Homity pie with red onion gravy

Homity pie, or Devon pie for Devonians, is a traditional potato and leek open pie that gained popularity with the Land Girls during the rationing of the Second World War. During the vegetarian revolution of the Sixties, it became a firm favourite on the menu of the veggie pioneers, Cranks. Traditionally served on its own or with a little salad, I felt that my pie deserved a rich red onion gravy!

serves 2 – twice!


for the Homity pie
25g butter
5 garlic cloves, finely sliced
2 small leeks, halved and cut into 2cm strips
500g potatoes: I used Galician yellow fleshed ones
300g swede
1 small apple
small handful of fresh thyme, leaves picked and chopped
small handful of curly parsley, finely chopped
100ml single cream
100g grated cheese: cheddar/ Emmemntal
Himalayan salt and freshly ground black pepper

for the red onion gravy
25g butter
1 tbsp olive oil
3 medium red onions, halved and finely sliced
1 tbsp Maple syrup
1 tbsp flour
200ml red wine
500ml vegetable stock
Himalayan salt and freshly ground black pepper

Red onion gravy:

  1. Heat the butter and oil in a large heavy-bottomed pan.

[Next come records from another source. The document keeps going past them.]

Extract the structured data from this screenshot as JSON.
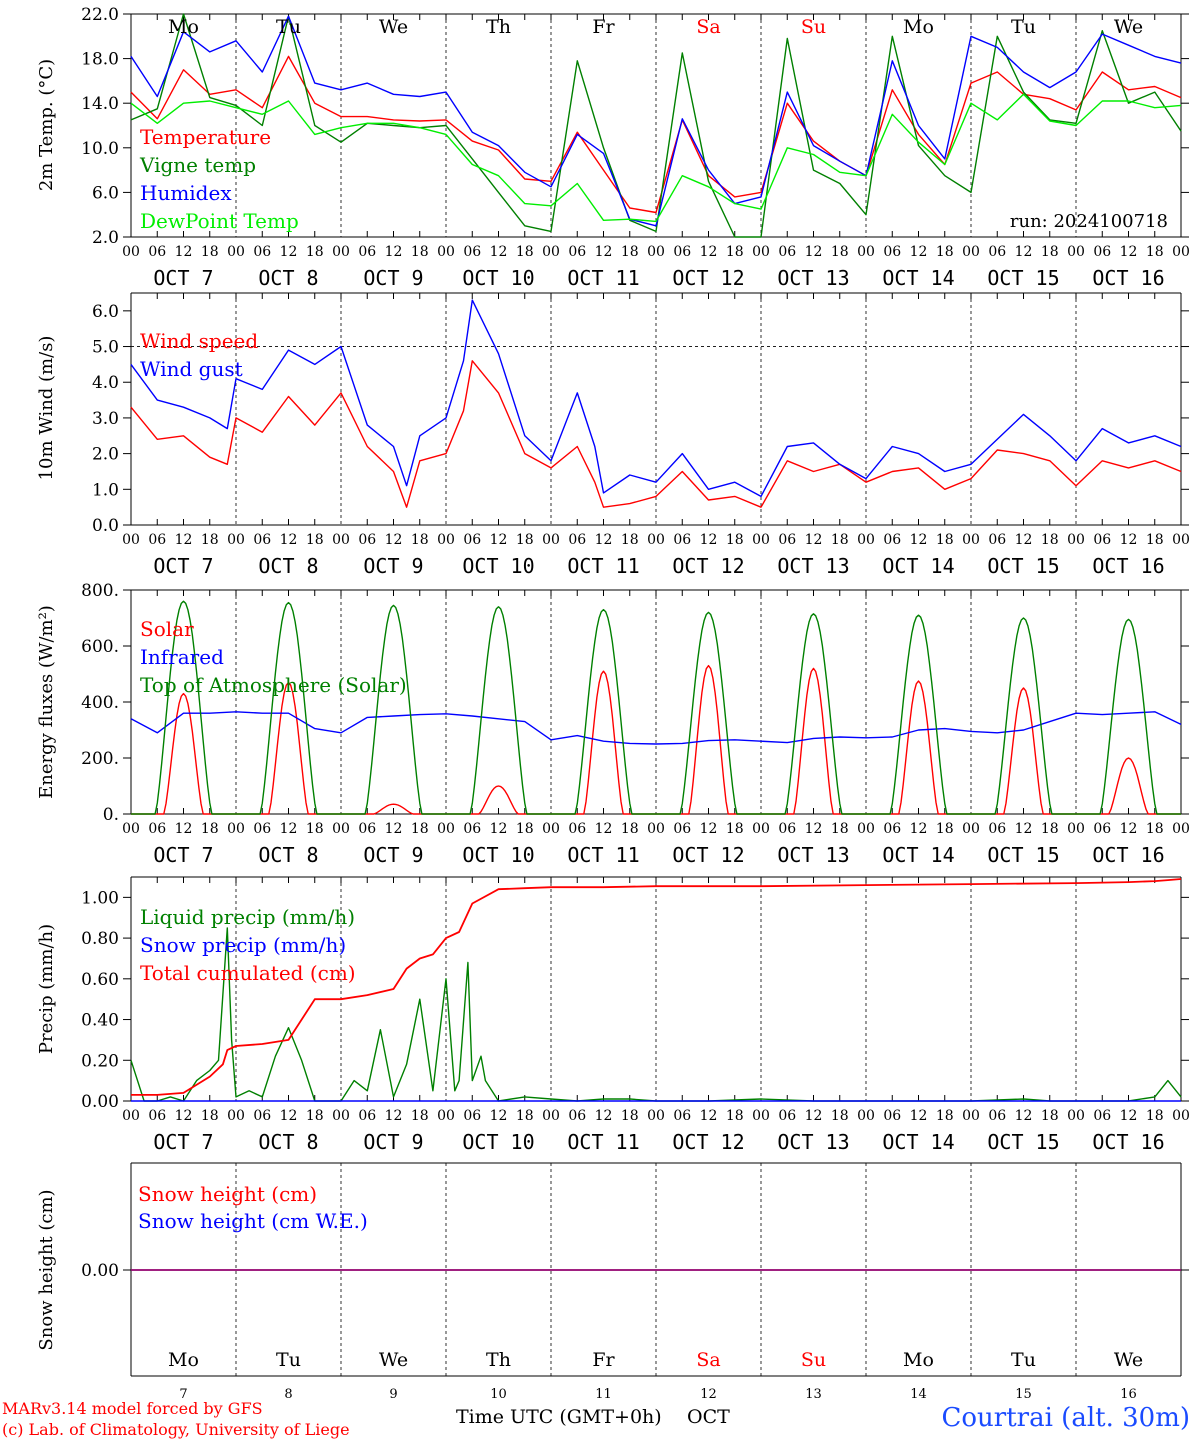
{
  "colors": {
    "red": "#ff0000",
    "dark_green": "#008000",
    "blue": "#0000ff",
    "light_green": "#00ee00",
    "purple": "#800080",
    "footer_blue": "#1a4bff"
  },
  "days": {
    "dates": [
      "OCT  7",
      "OCT  8",
      "OCT  9",
      "OCT 10",
      "OCT 11",
      "OCT 12",
      "OCT 13",
      "OCT 14",
      "OCT 15",
      "OCT 16"
    ],
    "weekdays": [
      "Mo",
      "Tu",
      "We",
      "Th",
      "Fr",
      "Sa",
      "Su",
      "Mo",
      "Tu",
      "We"
    ],
    "weekend": [
      false,
      false,
      false,
      false,
      false,
      true,
      true,
      false,
      false,
      false
    ],
    "numbers": [
      "7",
      "8",
      "9",
      "10",
      "11",
      "12",
      "13",
      "14",
      "15",
      "16"
    ],
    "hour_labels": [
      "00",
      "06",
      "12",
      "18"
    ],
    "end_label": "00"
  },
  "footer": {
    "model": "MARv3.14 model forced by GFS",
    "lab": "(c) Lab. of Climatology, University of Liege",
    "time_axis": "Time UTC (GMT+0h)",
    "month": "OCT",
    "station": "Courtrai (alt. 30m)"
  },
  "chart_data": [
    {
      "type": "line",
      "ylabel": "2m Temp. (°C)",
      "ylim": [
        2,
        22
      ],
      "yticks": [
        "2.0",
        "6.0",
        "10.0",
        "14.0",
        "18.0",
        "22.0"
      ],
      "yvalues": [
        2,
        6,
        10,
        14,
        18,
        22
      ],
      "annotation": "run: 2024100718",
      "x_unit": "hours since OCT 7 00 UTC",
      "series": [
        {
          "name": "Temperature",
          "color": "red",
          "x": [
            0,
            6,
            12,
            18,
            24,
            30,
            36,
            42,
            48,
            54,
            60,
            66,
            72,
            78,
            84,
            90,
            96,
            102,
            108,
            114,
            120,
            126,
            132,
            138,
            144,
            150,
            156,
            162,
            168,
            174,
            180,
            186,
            192,
            198,
            204,
            210,
            216,
            222,
            228,
            234,
            240
          ],
          "y": [
            15,
            12.6,
            17,
            14.8,
            15.2,
            13.6,
            18.2,
            14,
            12.8,
            12.8,
            12.5,
            12.4,
            12.5,
            10.6,
            9.8,
            7.2,
            7,
            11.4,
            8,
            4.6,
            4.2,
            12.5,
            7.5,
            5.6,
            6,
            14,
            10.6,
            8.8,
            7.5,
            15.2,
            11.2,
            8.5,
            15.8,
            16.8,
            14.8,
            14.4,
            13.4,
            16.8,
            15.2,
            15.5,
            14.5
          ]
        },
        {
          "name": "Vigne temp",
          "color": "dark_green",
          "x": [
            0,
            6,
            12,
            18,
            24,
            30,
            36,
            42,
            48,
            54,
            60,
            66,
            72,
            78,
            84,
            90,
            96,
            102,
            108,
            114,
            120,
            126,
            132,
            138,
            144,
            150,
            156,
            162,
            168,
            174,
            180,
            186,
            192,
            198,
            204,
            210,
            216,
            222,
            228,
            234,
            240
          ],
          "y": [
            12.5,
            13.5,
            22,
            14.5,
            13.8,
            12,
            21.8,
            12,
            10.5,
            12.2,
            12,
            11.8,
            12,
            9,
            6,
            3,
            2.5,
            17.8,
            10,
            3.5,
            2.5,
            18.5,
            7,
            2,
            2,
            19.8,
            8,
            6.8,
            4,
            20,
            10.2,
            7.5,
            6,
            20,
            15,
            12.5,
            12.2,
            20.5,
            14,
            15,
            11.5
          ]
        },
        {
          "name": "Humidex",
          "color": "blue",
          "x": [
            0,
            6,
            12,
            18,
            24,
            30,
            36,
            42,
            48,
            54,
            60,
            66,
            72,
            78,
            84,
            90,
            96,
            102,
            108,
            114,
            120,
            126,
            132,
            138,
            144,
            150,
            156,
            162,
            168,
            174,
            180,
            186,
            192,
            198,
            204,
            210,
            216,
            222,
            228,
            234,
            240
          ],
          "y": [
            18.2,
            14.6,
            20.4,
            18.6,
            19.6,
            16.8,
            21.8,
            15.8,
            15.2,
            15.8,
            14.8,
            14.6,
            15,
            11.4,
            10.2,
            7.8,
            6.5,
            11.2,
            9.5,
            3.6,
            3,
            12.6,
            8,
            5,
            5.6,
            15,
            10.2,
            8.8,
            7.5,
            17.8,
            12,
            9,
            20,
            19,
            16.8,
            15.4,
            16.8,
            20.2,
            19.2,
            18.2,
            17.6
          ]
        },
        {
          "name": "DewPoint Temp",
          "color": "light_green",
          "x": [
            0,
            6,
            12,
            18,
            24,
            30,
            36,
            42,
            48,
            54,
            60,
            66,
            72,
            78,
            84,
            90,
            96,
            102,
            108,
            114,
            120,
            126,
            132,
            138,
            144,
            150,
            156,
            162,
            168,
            174,
            180,
            186,
            192,
            198,
            204,
            210,
            216,
            222,
            228,
            234,
            240
          ],
          "y": [
            14,
            12.2,
            14,
            14.2,
            13.6,
            13,
            14.2,
            11.2,
            11.8,
            12.2,
            12.2,
            11.8,
            11.2,
            8.5,
            7.5,
            5,
            4.8,
            6.8,
            3.5,
            3.6,
            3.4,
            7.5,
            6.5,
            5,
            4.5,
            10,
            9.4,
            7.8,
            7.5,
            13,
            10.5,
            8.5,
            14,
            12.5,
            14.8,
            12.4,
            12,
            14.2,
            14.2,
            13.6,
            13.8
          ]
        }
      ]
    },
    {
      "type": "line",
      "ylabel": "10m Wind (m/s)",
      "ylim": [
        0,
        6.5
      ],
      "yticks": [
        "0.0",
        "1.0",
        "2.0",
        "3.0",
        "4.0",
        "5.0",
        "6.0"
      ],
      "yvalues": [
        0,
        1,
        2,
        3,
        4,
        5,
        6
      ],
      "reference_line": 5,
      "series": [
        {
          "name": "Wind speed",
          "color": "red",
          "x": [
            0,
            6,
            12,
            18,
            22,
            24,
            30,
            36,
            42,
            48,
            54,
            60,
            63,
            66,
            72,
            76,
            78,
            84,
            90,
            96,
            102,
            106,
            108,
            114,
            120,
            126,
            132,
            138,
            144,
            150,
            156,
            162,
            168,
            174,
            180,
            186,
            192,
            198,
            204,
            210,
            216,
            222,
            228,
            234,
            240
          ],
          "y": [
            3.3,
            2.4,
            2.5,
            1.9,
            1.7,
            3,
            2.6,
            3.6,
            2.8,
            3.7,
            2.2,
            1.5,
            0.5,
            1.8,
            2,
            3.2,
            4.6,
            3.7,
            2,
            1.6,
            2.2,
            1.2,
            0.5,
            0.6,
            0.8,
            1.5,
            0.7,
            0.8,
            0.5,
            1.8,
            1.5,
            1.7,
            1.2,
            1.5,
            1.6,
            1,
            1.3,
            2.1,
            2,
            1.8,
            1.1,
            1.8,
            1.6,
            1.8,
            1.5
          ]
        },
        {
          "name": "Wind gust",
          "color": "blue",
          "x": [
            0,
            6,
            12,
            18,
            22,
            24,
            30,
            36,
            42,
            48,
            54,
            60,
            63,
            66,
            72,
            76,
            78,
            84,
            90,
            96,
            102,
            106,
            108,
            114,
            120,
            126,
            132,
            138,
            144,
            150,
            156,
            162,
            168,
            174,
            180,
            186,
            192,
            198,
            204,
            210,
            216,
            222,
            228,
            234,
            240
          ],
          "y": [
            4.5,
            3.5,
            3.3,
            3,
            2.7,
            4.1,
            3.8,
            4.9,
            4.5,
            5,
            2.8,
            2.2,
            1.1,
            2.5,
            3,
            4.6,
            6.3,
            4.8,
            2.5,
            1.8,
            3.7,
            2.2,
            0.9,
            1.4,
            1.2,
            2,
            1,
            1.2,
            0.8,
            2.2,
            2.3,
            1.7,
            1.3,
            2.2,
            2,
            1.5,
            1.7,
            2.4,
            3.1,
            2.5,
            1.8,
            2.7,
            2.3,
            2.5,
            2.2
          ]
        }
      ]
    },
    {
      "type": "line",
      "ylabel": "Energy fluxes (W/m²)",
      "ylim": [
        0,
        800
      ],
      "yticks": [
        "0.",
        "200.",
        "400.",
        "600.",
        "800."
      ],
      "yvalues": [
        0,
        200,
        400,
        600,
        800
      ],
      "series": [
        {
          "name": "Solar",
          "color": "red",
          "peaks": [
            430,
            470,
            35,
            100,
            510,
            530,
            520,
            475,
            450,
            200
          ]
        },
        {
          "name": "Infrared",
          "color": "blue",
          "x": [
            0,
            6,
            12,
            18,
            24,
            30,
            36,
            42,
            48,
            54,
            60,
            66,
            72,
            78,
            84,
            90,
            96,
            102,
            108,
            114,
            120,
            126,
            132,
            138,
            144,
            150,
            156,
            162,
            168,
            174,
            180,
            186,
            192,
            198,
            204,
            210,
            216,
            222,
            228,
            234,
            240
          ],
          "y": [
            340,
            290,
            360,
            360,
            365,
            360,
            360,
            305,
            290,
            345,
            350,
            355,
            358,
            350,
            340,
            330,
            265,
            280,
            260,
            252,
            250,
            252,
            262,
            265,
            260,
            255,
            270,
            275,
            272,
            275,
            300,
            305,
            295,
            290,
            300,
            330,
            360,
            355,
            360,
            365,
            320
          ]
        },
        {
          "name": "Top of Atmosphere (Solar)",
          "color": "dark_green",
          "peaks": [
            760,
            755,
            745,
            740,
            730,
            720,
            715,
            710,
            700,
            695
          ]
        }
      ]
    },
    {
      "type": "line",
      "ylabel": "Precip (mm/h)",
      "ylim": [
        0,
        1.1
      ],
      "yticks": [
        "0.00",
        "0.20",
        "0.40",
        "0.60",
        "0.80",
        "1.00"
      ],
      "yvalues": [
        0,
        0.2,
        0.4,
        0.6,
        0.8,
        1.0
      ],
      "series": [
        {
          "name": "Liquid precip (mm/h)",
          "color": "dark_green",
          "x": [
            0,
            3,
            6,
            9,
            12,
            15,
            18,
            20,
            22,
            23,
            24,
            27,
            30,
            33,
            36,
            39,
            42,
            45,
            48,
            51,
            54,
            57,
            60,
            63,
            66,
            69,
            72,
            74,
            75,
            77,
            78,
            80,
            81,
            84,
            90,
            96,
            102,
            108,
            114,
            120,
            132,
            144,
            156,
            168,
            180,
            192,
            204,
            210,
            216,
            228,
            234,
            237,
            240
          ],
          "y": [
            0.2,
            0,
            0,
            0.02,
            0,
            0.1,
            0.15,
            0.2,
            0.85,
            0.3,
            0.02,
            0.05,
            0.02,
            0.22,
            0.36,
            0.2,
            0,
            0,
            0,
            0.1,
            0.05,
            0.35,
            0.02,
            0.18,
            0.5,
            0.05,
            0.6,
            0.05,
            0.1,
            0.68,
            0.1,
            0.22,
            0.1,
            0,
            0.02,
            0.01,
            0,
            0.01,
            0.01,
            0,
            0,
            0.01,
            0,
            0,
            0,
            0,
            0.01,
            0,
            0,
            0,
            0.02,
            0.1,
            0.02
          ]
        },
        {
          "name": "Snow precip (mm/h)",
          "color": "blue",
          "x": [
            0,
            240
          ],
          "y": [
            0,
            0
          ]
        },
        {
          "name": "Total cumulated (cm)",
          "color": "red",
          "x": [
            0,
            6,
            12,
            18,
            21,
            22,
            24,
            30,
            36,
            42,
            48,
            54,
            60,
            63,
            66,
            69,
            72,
            75,
            78,
            84,
            90,
            96,
            108,
            120,
            144,
            168,
            192,
            216,
            228,
            234,
            237,
            240
          ],
          "y": [
            0.03,
            0.03,
            0.04,
            0.12,
            0.18,
            0.25,
            0.27,
            0.28,
            0.3,
            0.5,
            0.5,
            0.52,
            0.55,
            0.65,
            0.7,
            0.72,
            0.8,
            0.83,
            0.97,
            1.04,
            1.045,
            1.05,
            1.05,
            1.055,
            1.055,
            1.06,
            1.065,
            1.07,
            1.075,
            1.08,
            1.085,
            1.09
          ]
        }
      ]
    },
    {
      "type": "line",
      "ylabel": "Snow height (cm)",
      "yticks": [
        "0.00"
      ],
      "yvalues": [
        0
      ],
      "series": [
        {
          "name": "Snow height (cm)",
          "color": "red",
          "x": [
            0,
            240
          ],
          "y": [
            0,
            0
          ]
        },
        {
          "name": "Snow height (cm W.E.)",
          "color": "blue",
          "x": [
            0,
            240
          ],
          "y": [
            0,
            0
          ]
        }
      ]
    }
  ]
}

Add the onions and a pinch of salt.
  2. Cook over a high heat for a couple of minutes while stirring; then turn down the heat and cover the pan.
  3. Stir occasionally to prevent sticking.
  4. After 30 minutes remove the lid, add the maple syrup and turn up the heat to caramelise a little.
  5. Lower the heat and stir in the flour for 2 minutes.
  6. Stir in the red wine and simmer to reduce a little before adding the stock.
  7. Simmer and reduce to the desired consistency.

Homity pie:

  1. Cut the potatoes and swede into 2cm-3cm pieces.
  2. Steam the potatoes and swede until tender.
  3. Meanwhile, in a heavy-bottomed pan, heat the butter and gently cook the leek, apple and garlic until softened.
  4. Stir in the thyme leaves.
  5. Gently stir in the cooked potatoes and swede.
  6. Stir in the cream and half the grated cheese.
  7. Add the parsley and season to taste.
  8. Remove to a bowl and allow to chill.
  9. Preheat the oven to 220ºC.
  10. Grease a 22cm pie dish with butter. Gently centre the circle of pastry over the dish and ease it down into the crease. Use a sharp knife to trim any excess – do allow for shrinkage though! I would leave a good centimetre.
  11. Fill with the now cool mixture and top with the remaining cheese.
  12. Bake for 20-25 minutes until the pastry is cooked and the cheese is starting to brown.
  13. Cut a generous slice and spoon over the gravy.